The Problem with Eating Out

This probably has a lot to do with how my wife and I were raised but we very rarely eat out. Maybe once every two weeks or so. I believe that we are on the very low end of the spectrum when it comes to eating out. On the high end of the spectrum you could have a couple who eats out every meal for lunch and dinner. It stands to reason that most people are somewhere in between the two, so we will say they eat out 7 times a week.

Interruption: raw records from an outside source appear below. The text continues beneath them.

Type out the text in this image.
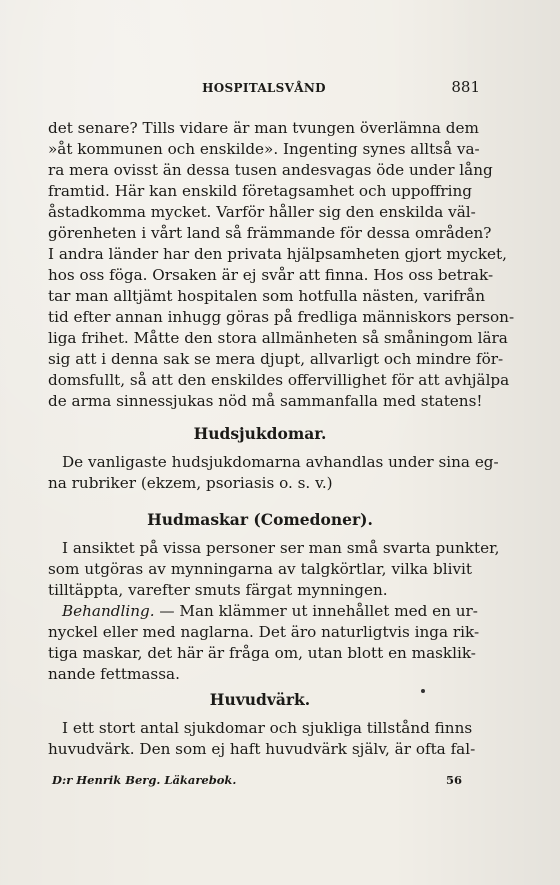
HOSPITALSVÅND	881
det senare? Tills vidare är man tvungen överlämna dem
»åt kommunen och enskilde». Ingenting synes alltså va-
ra mera ovisst än dessa tusen andesvagas öde under lång
framtid. Här kan enskild företagsamhet och uppoffring
åstadkomma mycket. Varför håller sig den enskilda väl-
görenheten i vårt land så främmande för dessa områden?
I andra länder har den privata hjälpsamheten gjort mycket,
hos oss föga. Orsaken är ej svår att finna. Hos oss betrak-
tar man alltjämt hospitalen som hotfulla nästen, varifrån
tid efter annan inhugg göras på fredliga människors person-
liga frihet. Måtte den stora allmänheten så småningom lära
sig att i denna sak se mera djupt, allvarligt och mindre för-
domsfullt, så att den enskildes offervillighet för att avhjälpa
de arma sinnessjukas nöd må sammanfalla med statens!
Hudsjukdomar.
De vanligaste hudsjukdomarna avhandlas under sina eg-
na rubriker (ekzem, psoriasis o. s. v.)
Hudmaskar (Comedoner).
I ansiktet på vissa personer ser man små svarta punkter,
som utgöras av mynningarna av talgkörtlar, vilka blivit
tilltäppta, varefter smuts färgat mynningen.
Behandling. — Man klämmer ut innehållet med en ur-
nyckel eller med naglarna. Det äro naturligtvis inga rik-
tiga maskar, det här är fråga om, utan blott en masklik-
nande fettmassa.
Huvudvärk.
I ett stort antal sjukdomar och sjukliga tillstånd finns
huvudvärk. Den som ej haft huvudvärk själv, är ofta fal-
D:r Henrik Berg. Läkarebok.	56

You may be asking, I have to eat anyway, why shouldn’t I pay to have someone cook for me. Or maybe you are saying it saves time. Well it does not save time unless you are getting fast food, in which case you are also probably wondering why your clothes don’t fit as well as they used to. As for paying for someone else to cook for you, if that was the only case it wouldn’t be that bad. The fact of the matter is that you need to look at it from more of an accounting perspective. The restaurant is a business that needs to make its owners money. From the meal it sells you it needs to pay for:

  • Cooks
  • Servers
  • Food
  • Works to wash dishes and keep everything clean
  • Electricity
  • Rent
  • Interest on the loans to start the business
  • Repay loans on all of the equipment and furnishings
  • Fix broken equipment
  • Advertising
  • Possible franchise fees
  • Insurance
  • Water
  • Possibly Cable
  • Taxes
  • Tips
  • Accountant
  • Lawyer
  • Other expenses I couldn’t think of
  • And finally profit for the owners

You could sit down and look at your plate, and look at the bill and divide the bill into tiny chunks and realize: Less that 50% of what I am paying is actually going to food and preparation. The rest is going to other stuff that doesn’t benefit me at all, a lot of it doesn’t even benefit anyone in my community, its benefiting some fat cat banker, or a franchise owner in palm beach. I would implore you, stop paying for things that don’t benefit you, and make your own food. Here is the math part of the equation:

My wife and I spend 100 dollars on food every 2 weeks. I would estimate the average lunch bill is about 12 dollars per meal, and the average dinner across the nation at a restaurant according to CNN Money is around 32 dollars a plate. So for a couple that eats out 7 times a week for lunch and 7 times a week for dinner that is 616 = ((7 X 12)+(7 X 32)) X 2. Now this is an extreme case, but you get the point. For someone a bit more moderate we can cut this in half and say they spend 308 dollars a week. So for the whole year you have:

  • My Wife and I : 2,500 Total for all food
  • Moderate : 15,400 just for eating out (not including at home food)
  • Extreme: 30,800 just for eating out (not including at home food)

Even at eating out a moderate amount it really adds up in a hurry. And this doesn’t include those families who have kids, or drinking any alcohol.

Compared to an extremist my wife and I are saving 28,300 dollars a year. Compared to a moderate, we are saving 12,900 dollars a year. Using my handy excel or docs.google spreadsheet, in 30 years we will have 4,655,181 dollars more than the extreme or 2,121,973 more than the moderate.

Having 2,121,973 dollars more when I retire when I’m 55 means that I will have about 170,000 dollars more a year to spend on food. I would think that is enough. This is 170,000 dollars a year closer to saying screw you to your boss, and no thanks to social insecurity.